The Gifric clinical seminar will support this clinical practice aimed at applying the savoir and ethic deriving from the analytic experience carried to its logical end, to the treatment of serious or mild mental disorders of a passing or intermittent nature as in most neuroses, or severe and persistent disorders as in the psychoses, and that require extensive examination and questioning of the unconscious positions in which the disorders become rooted. The seminars are seminars of psychoanalysis applied to mental disorders of a psychic origin whatever their severity and effects in the organism. The disorders demonstrate blockage of the psyche in its imaginary, behavioural, interpersonal and socio-cultural manifestations in relation to the subject's unconscious positions and deep-seated ethical choices.

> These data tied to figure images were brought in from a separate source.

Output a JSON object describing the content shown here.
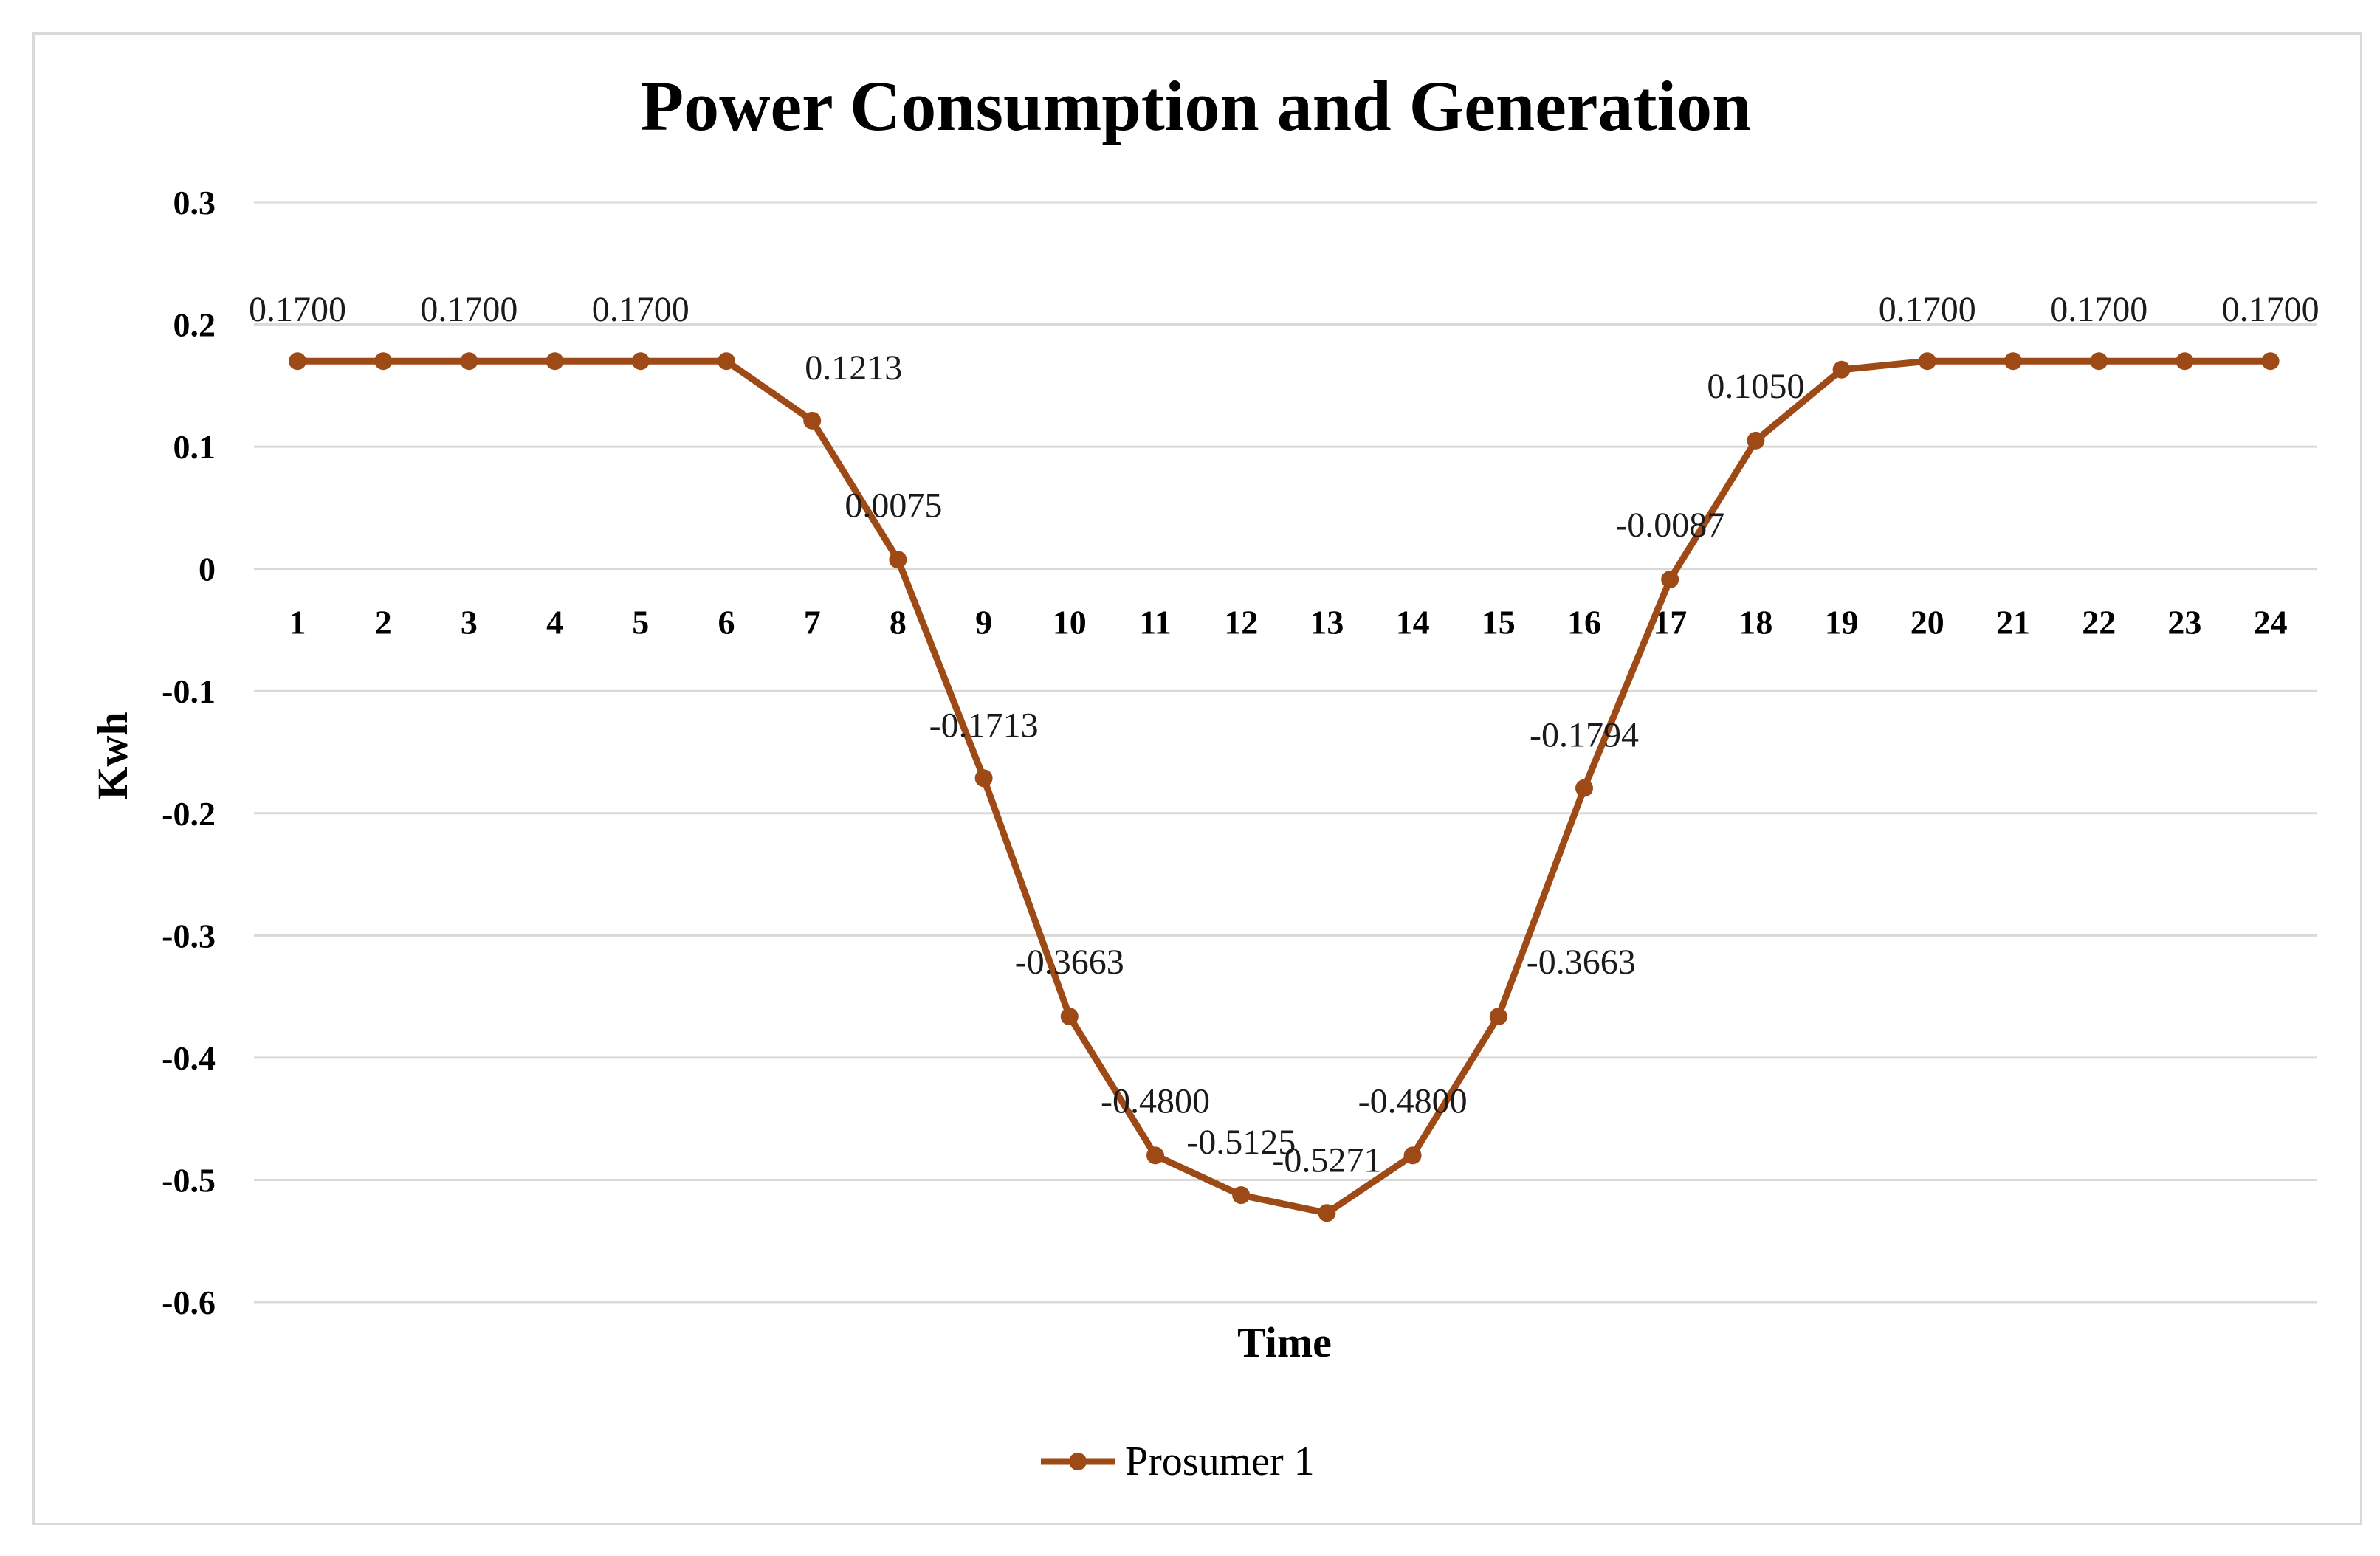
{
  "chart_data": {
    "type": "line",
    "title": "Power Consumption and Generation",
    "xlabel": "Time",
    "ylabel": "Kwh",
    "ylim": [
      -0.6,
      0.3
    ],
    "yticks": [
      0.3,
      0.2,
      0.1,
      0,
      -0.1,
      -0.2,
      -0.3,
      -0.4,
      -0.5,
      -0.6
    ],
    "ytick_labels": [
      "0.3",
      "0.2",
      "0.1",
      "0",
      "-0.1",
      "-0.2",
      "-0.3",
      "-0.4",
      "-0.5",
      "-0.6"
    ],
    "grid": true,
    "legend_position": "bottom",
    "categories": [
      "1",
      "2",
      "3",
      "4",
      "5",
      "6",
      "7",
      "8",
      "9",
      "10",
      "11",
      "12",
      "13",
      "14",
      "15",
      "16",
      "17",
      "18",
      "19",
      "20",
      "21",
      "22",
      "23",
      "24"
    ],
    "series": [
      {
        "name": "Prosumer 1",
        "color": "#9e4a16",
        "values": [
          0.17,
          0.17,
          0.17,
          0.17,
          0.17,
          0.17,
          0.1213,
          0.0075,
          -0.1713,
          -0.3663,
          -0.48,
          -0.5125,
          -0.5271,
          -0.48,
          -0.3663,
          -0.1794,
          -0.0087,
          0.105,
          0.163,
          0.17,
          0.17,
          0.17,
          0.17,
          0.17
        ],
        "data_labels": [
          {
            "index": 0,
            "text": "0.1700"
          },
          {
            "index": 2,
            "text": "0.1700"
          },
          {
            "index": 4,
            "text": "0.1700"
          },
          {
            "index": 6,
            "text": "0.1213"
          },
          {
            "index": 7,
            "text": "0.0075"
          },
          {
            "index": 8,
            "text": "-0.1713"
          },
          {
            "index": 9,
            "text": "-0.3663"
          },
          {
            "index": 10,
            "text": "-0.4800"
          },
          {
            "index": 11,
            "text": "-0.5125"
          },
          {
            "index": 12,
            "text": "-0.5271"
          },
          {
            "index": 13,
            "text": "-0.4800"
          },
          {
            "index": 14,
            "text": "-0.3663"
          },
          {
            "index": 15,
            "text": "-0.1794"
          },
          {
            "index": 16,
            "text": "-0.0087"
          },
          {
            "index": 17,
            "text": "0.1050"
          },
          {
            "index": 19,
            "text": "0.1700"
          },
          {
            "index": 21,
            "text": "0.1700"
          },
          {
            "index": 23,
            "text": "0.1700"
          }
        ]
      }
    ]
  }
}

The clinical seminars are designed for professionals and clinicians in the health system or in private practice who are confronted in their work with subjects suffering from mental disorders. It is important to maintain the distinction between mental disorders and mental illnesses. The latter, from the standpoint of neuroscience and biological psychiatry, or mainstream psychiatry for some, presuppose an organic affliction specifying particular deficiencies in terms of neurological manifestations or functioning of attention, intelligence, volition, affectivity or psychosocial behaviour. Invariably, the preferred clinical approaches in those perspectives essentially are focused both on the care aspect, being centered with the organic and not with treatment, thus favouring the symbolic given the real causes of the neurological afflictions are not known, and on the aspects of learning, relearning to compensate for the identified deficiencies and when indicated, re-education with a view to the social reintegration of the persons affected.

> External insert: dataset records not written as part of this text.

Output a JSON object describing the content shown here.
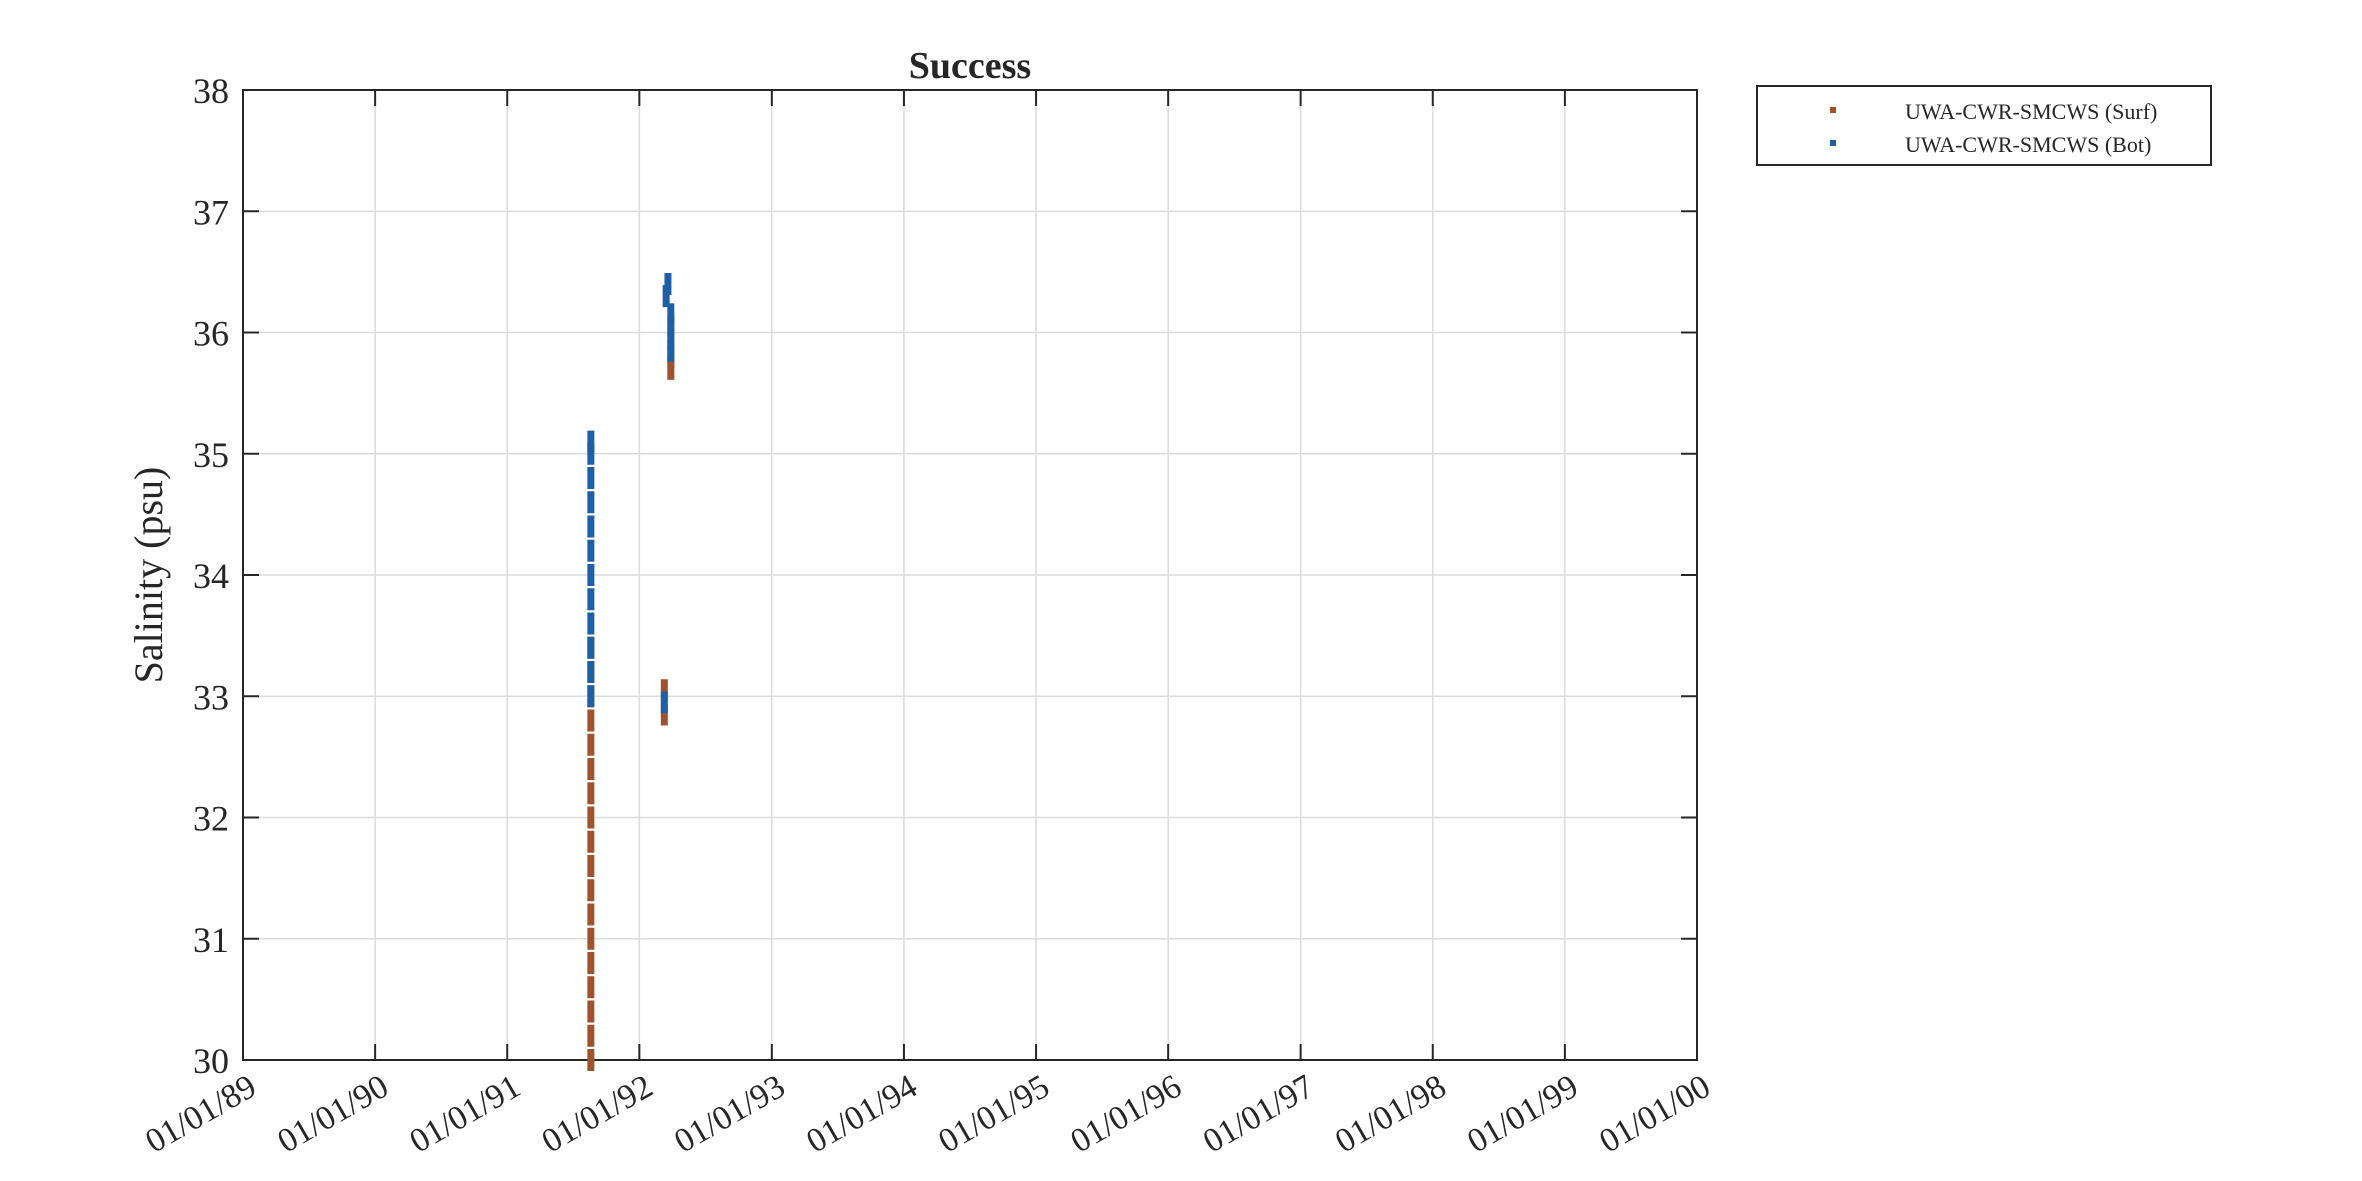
{
  "chart_data": {
    "type": "scatter",
    "title": "Success",
    "xlabel": "",
    "ylabel": "Salinity (psu)",
    "xlim": [
      "1989-01-01",
      "2000-01-01"
    ],
    "ylim": [
      30,
      38
    ],
    "xtick_values": [
      "1989-01-01",
      "1990-01-01",
      "1991-01-01",
      "1992-01-01",
      "1993-01-01",
      "1994-01-01",
      "1995-01-01",
      "1996-01-01",
      "1997-01-01",
      "1998-01-01",
      "1999-01-01",
      "2000-01-01"
    ],
    "xtick_labels": [
      "01/01/89",
      "01/01/90",
      "01/01/91",
      "01/01/92",
      "01/01/93",
      "01/01/94",
      "01/01/95",
      "01/01/96",
      "01/01/97",
      "01/01/98",
      "01/01/99",
      "01/01/00"
    ],
    "ytick_labels": [
      "30",
      "31",
      "32",
      "33",
      "34",
      "35",
      "36",
      "37",
      "38"
    ],
    "grid": true,
    "legend_position": "outside-top-right",
    "series": [
      {
        "name": "UWA-CWR-SMCWS (Surf)",
        "color": "#A0522D",
        "marker": "square",
        "points": [
          [
            "1991-08-20",
            30.0
          ],
          [
            "1991-08-20",
            30.2
          ],
          [
            "1991-08-20",
            30.4
          ],
          [
            "1991-08-20",
            30.6
          ],
          [
            "1991-08-20",
            30.8
          ],
          [
            "1991-08-20",
            31.0
          ],
          [
            "1991-08-20",
            31.2
          ],
          [
            "1991-08-20",
            31.4
          ],
          [
            "1991-08-20",
            31.6
          ],
          [
            "1991-08-20",
            31.8
          ],
          [
            "1991-08-20",
            32.0
          ],
          [
            "1991-08-20",
            32.2
          ],
          [
            "1991-08-20",
            32.4
          ],
          [
            "1991-08-20",
            32.6
          ],
          [
            "1991-08-20",
            32.8
          ],
          [
            "1991-08-20",
            33.0
          ],
          [
            "1991-08-20",
            33.2
          ],
          [
            "1991-08-20",
            33.4
          ],
          [
            "1992-03-10",
            32.85
          ],
          [
            "1992-03-10",
            33.05
          ],
          [
            "1992-03-28",
            35.7
          ],
          [
            "1992-03-28",
            35.8
          ]
        ]
      },
      {
        "name": "UWA-CWR-SMCWS (Bot)",
        "color": "#1F5FA6",
        "marker": "square",
        "points": [
          [
            "1991-08-20",
            33.0
          ],
          [
            "1991-08-20",
            33.2
          ],
          [
            "1991-08-20",
            33.4
          ],
          [
            "1991-08-20",
            33.6
          ],
          [
            "1991-08-20",
            33.8
          ],
          [
            "1991-08-20",
            34.0
          ],
          [
            "1991-08-20",
            34.2
          ],
          [
            "1991-08-20",
            34.4
          ],
          [
            "1991-08-20",
            34.6
          ],
          [
            "1991-08-20",
            34.8
          ],
          [
            "1991-08-20",
            35.0
          ],
          [
            "1991-08-20",
            35.1
          ],
          [
            "1992-03-10",
            32.95
          ],
          [
            "1992-03-15",
            36.3
          ],
          [
            "1992-03-20",
            36.4
          ],
          [
            "1992-03-28",
            35.85
          ],
          [
            "1992-03-28",
            35.95
          ],
          [
            "1992-03-28",
            36.05
          ],
          [
            "1992-03-28",
            36.15
          ]
        ]
      }
    ]
  }
}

The psychoanalytical approach is based on a deeper symbolic causality involving the mind itself in its taking of ethical positions that mobilize the entire being as far as its neurophysiological rooting and genetic conditioning. This approach relies on speech, which substantiates the radical split between the mind, specific to humans and underlying the human's erotic, æsthetic and ethical positions, and the psyche, which we share with animals and which in its neurophysiological functioning supports the psychosocial and cultural manifestations of those subjective positions. This full speech in which the subject takes a position evokes in the analytical clinic the confrontation with death working in the eroticism and with the absence of any possible recourse to an Other, leaving the human subject in total solitude as to its ethical responsibilities. This double confrontation is where human uniqueness becomes specific, and is the source of what psychoanalysis identifies as mental disorders as opposed to what may be seen as mental illnesses in psychiatry held out to be biological and therefore medical. From Freud to the present, the analytic experience has uncovered a savoir about these disorders, their structures and the logic of their development and action on the individual organism, the psyche, the conscious and behaviour. The presentation of clinical cases, the work of the participants in clinical teams and the studies of clinical strategies ensuing from the clinician's position are the means that allow the clinical seminar to explore the field of the unconscious where the peculiar logic regulating the disorders in each specific case is operating. The work of the seminar will determine the clinician's position in regard to the client's demand, and his or her relation to what is serving as a pretext in that demand in order to gain access to the conscious in the transitional crisis, to tear the imaginary in the fantasy or to impose itself on the body or psyche through the symptom. Psychoanalysis as an applied clinic, not unlike psychoanalysis as an experience directed under transference, will progressively set itself up and reveal itself as an ethical practice relying on a savoir which develops once the unconscious has been set to work. Participating clinicians will be invited to present cases, which are to be instrumental in uncovering the functioning of the logic of the fantasy at the heart of the experience.